Der Bankier Franz von Mendelssohn d. J. (1865–1935), der von 1914 bis 1931 als Präsident der Berliner IHK und von 1921 bis 1931 als Präsident des DIHT sowie seit 1925 zugleich auch der neu gebildeten deutschen Gruppe der Internationalen Handelskammer amtiert, wird 1931 auf der Tagung in Washington, D.C., als erster Deutscher zum Präsidenten der Konferenz der Internationalen Handelskammer gewählt.
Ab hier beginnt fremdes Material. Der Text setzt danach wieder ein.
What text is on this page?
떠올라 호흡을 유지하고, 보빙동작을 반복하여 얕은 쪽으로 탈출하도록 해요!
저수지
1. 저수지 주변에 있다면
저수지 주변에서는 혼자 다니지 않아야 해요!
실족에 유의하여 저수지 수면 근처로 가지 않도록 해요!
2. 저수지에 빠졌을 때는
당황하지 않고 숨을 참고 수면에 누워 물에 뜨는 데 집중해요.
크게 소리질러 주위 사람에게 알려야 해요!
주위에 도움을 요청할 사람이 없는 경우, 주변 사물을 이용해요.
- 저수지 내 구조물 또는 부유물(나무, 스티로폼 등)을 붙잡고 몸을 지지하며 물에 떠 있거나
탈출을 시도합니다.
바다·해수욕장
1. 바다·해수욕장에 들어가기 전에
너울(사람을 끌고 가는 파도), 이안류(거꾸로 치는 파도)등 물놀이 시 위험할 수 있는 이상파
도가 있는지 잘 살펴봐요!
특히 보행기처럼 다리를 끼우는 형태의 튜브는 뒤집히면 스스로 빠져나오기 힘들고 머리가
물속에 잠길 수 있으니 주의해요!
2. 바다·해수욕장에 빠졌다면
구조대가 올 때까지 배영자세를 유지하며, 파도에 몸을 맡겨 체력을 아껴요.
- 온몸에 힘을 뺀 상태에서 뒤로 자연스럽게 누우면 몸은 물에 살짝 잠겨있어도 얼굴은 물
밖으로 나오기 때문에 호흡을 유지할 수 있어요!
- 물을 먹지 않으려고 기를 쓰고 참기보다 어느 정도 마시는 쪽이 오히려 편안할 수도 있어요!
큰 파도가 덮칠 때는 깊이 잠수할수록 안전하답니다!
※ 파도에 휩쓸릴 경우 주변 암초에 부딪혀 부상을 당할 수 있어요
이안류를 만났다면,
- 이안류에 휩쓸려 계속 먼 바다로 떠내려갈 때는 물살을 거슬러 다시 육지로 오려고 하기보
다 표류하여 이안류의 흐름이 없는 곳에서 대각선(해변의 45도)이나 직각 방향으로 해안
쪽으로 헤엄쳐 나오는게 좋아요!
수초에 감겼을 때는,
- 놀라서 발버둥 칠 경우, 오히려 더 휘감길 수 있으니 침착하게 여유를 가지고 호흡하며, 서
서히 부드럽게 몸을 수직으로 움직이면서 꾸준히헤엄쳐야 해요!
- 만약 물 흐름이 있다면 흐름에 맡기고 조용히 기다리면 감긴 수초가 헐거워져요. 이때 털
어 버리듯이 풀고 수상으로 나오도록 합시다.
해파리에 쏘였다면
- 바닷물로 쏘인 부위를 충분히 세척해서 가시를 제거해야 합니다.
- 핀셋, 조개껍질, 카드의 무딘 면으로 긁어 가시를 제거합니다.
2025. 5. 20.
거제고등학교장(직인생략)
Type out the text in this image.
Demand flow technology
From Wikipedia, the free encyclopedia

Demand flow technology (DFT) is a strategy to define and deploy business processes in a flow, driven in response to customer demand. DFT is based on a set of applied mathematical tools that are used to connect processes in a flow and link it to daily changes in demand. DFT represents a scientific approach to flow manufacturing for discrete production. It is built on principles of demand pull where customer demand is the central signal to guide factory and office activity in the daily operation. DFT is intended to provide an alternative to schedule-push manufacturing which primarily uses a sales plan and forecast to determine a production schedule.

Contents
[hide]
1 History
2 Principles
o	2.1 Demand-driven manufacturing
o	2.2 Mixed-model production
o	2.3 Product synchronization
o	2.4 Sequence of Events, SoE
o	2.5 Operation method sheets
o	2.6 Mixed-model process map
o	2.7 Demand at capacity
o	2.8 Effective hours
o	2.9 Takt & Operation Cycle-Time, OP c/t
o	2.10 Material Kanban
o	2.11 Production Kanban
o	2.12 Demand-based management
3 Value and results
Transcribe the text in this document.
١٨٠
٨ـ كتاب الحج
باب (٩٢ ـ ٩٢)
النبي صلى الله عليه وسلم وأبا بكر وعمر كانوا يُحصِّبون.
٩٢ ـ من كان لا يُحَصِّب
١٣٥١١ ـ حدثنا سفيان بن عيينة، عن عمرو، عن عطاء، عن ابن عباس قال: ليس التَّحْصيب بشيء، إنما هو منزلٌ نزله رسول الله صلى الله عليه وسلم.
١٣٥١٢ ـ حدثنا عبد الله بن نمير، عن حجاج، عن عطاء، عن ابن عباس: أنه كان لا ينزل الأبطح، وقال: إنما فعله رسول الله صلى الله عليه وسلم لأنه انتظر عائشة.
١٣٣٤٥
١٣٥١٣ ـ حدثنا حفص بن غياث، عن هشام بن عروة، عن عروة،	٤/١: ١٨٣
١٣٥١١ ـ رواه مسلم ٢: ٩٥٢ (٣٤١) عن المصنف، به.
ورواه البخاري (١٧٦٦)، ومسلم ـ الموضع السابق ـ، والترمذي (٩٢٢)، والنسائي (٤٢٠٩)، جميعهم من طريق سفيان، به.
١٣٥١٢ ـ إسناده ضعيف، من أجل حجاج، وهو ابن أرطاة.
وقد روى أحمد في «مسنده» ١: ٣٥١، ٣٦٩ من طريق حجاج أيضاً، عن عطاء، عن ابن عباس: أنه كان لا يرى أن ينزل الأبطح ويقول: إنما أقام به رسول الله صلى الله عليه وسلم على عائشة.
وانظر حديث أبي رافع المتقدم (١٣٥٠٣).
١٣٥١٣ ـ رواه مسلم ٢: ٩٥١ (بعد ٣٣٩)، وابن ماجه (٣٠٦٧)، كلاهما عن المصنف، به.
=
Franz von Mendelssohn ist ähnlich sozialisiert wie Eduard Hamm; er hat eines der renommiertesten Gymnasien des Landes – das Französische Gymnasium in Berlin – besucht, ist nach dem Studium der Rechts- und Staatswissenschaften in den Justiz- und Verwaltungsdienst eingetreten – denn als Nachfolger im familieneigenen Bankhaus Mendelssohn & Co. war eigentlich nicht er, sondern sein älterer Bruder vorgesehen gewesen. 1918 stellt sich Franz von Mendelssohn entschieden in den Dienst des demokratischen Staates und gegen deren Feinde im rechten wie linken Spektrum, die im Zuge der Weltwirtschaftskrise erneut, wie zu Beginn der Weimarer Republik, erstarken.
Auch nach seinem Ausscheiden aus Regierung und Parlament betätigt sich Eduard Hamm als DIHT-Spitzenfunktionär weiterhin für Republik und Demokratie; seit 1927/28 auch verstärkt im Sinne einer (Verwaltungs-)Reform des Reiches. Vor dem Hintergrund seiner Sozialisation – etwa seiner prägenden Jahre in Lindau und Memmingen – besonders bemerkenswert ist hierbei Hamms Eintreten für eine Stärkung der kommunalen Selbstverwaltung. Eduard Hamm wird auch Mitglied des 1928 gegründeten „Bundes zur Erneuerung des Reichs“, nach seinem Initiator, dem vormaligen Reichskanzler (Januar 1925 – Mai 1926) Hans Luther (1879–1962) auch „Luther-Bund“ genannt. Der parteilose Hans Luther ist Eduard Hamm gut bekannt – in allen drei Reichsregierungen, in denen Hamm Mitglied gewesen ist, war auch Luther Mitglied, im Kabinett Cuno als Reichsminister für Ernährung und Landwirtschaft, in den Regierungen Marx I und II als Reichsfinanzminister.
IHK- und DIHT-Funktionäre sind im „Bund zur Erneuerung des Reiches“ stark vertreten: etwa Bernhard Grund (1872–1950), 1920 Präsident der IHK Breslau, 1931–1933 als Nachfolger Franz von Mendelssohns DIHT-Präsident; des Weiteren mehrere alte Weggefährten Eduard Hamms wie Otto Geßler oder Adolf Tortilowicz von Batocki-Friebe, der im Ersten Weltkriegs Hamms Vorgesetzter im Reichsernährungsamt gewesen ist. Drittens sind auch Wissenschaftler und Intellektuelle im „Luther-Bund“ vertreten wie die Historiker Johannes Haller, Fritz Hartung, Friedrich Meinecke und Hans Rothfels, der Soziologie Alfred Weber sowie der Physiker und Bundesbruder Eduard Hamms im Akademischen Gesangverein München, Max Planck.
Während seiner Jahre im DIHT lernt Eduard Hamm auch Akteure kennen, denen er später im Widerstand gegen das NS-Regime wiederbegegnen wird, so z. B. Carl Goerdeler, der als Oberbürgermeister von Leipzig und als Reichspreiskommissar im Januar 1932 vor dem DIHT spricht (Hardtwig 2018, S. 425). Diese Kontakte bleiben unter dem Radar des NS-Regimes bis 1944 bestehen. Wäre der Umsturzversuch vom 20. Juli 1944 gelungen, hätte sich Eduard Hamm, der im Netzwerk des 20. Juli als „Landesverweser“ für Bayern vorgesehen ist, vor allem Personen aus dem Umfeld des DIHT bzw. aus der bayerischen Ministerialmeritokratie als Mitarbeiter geholt.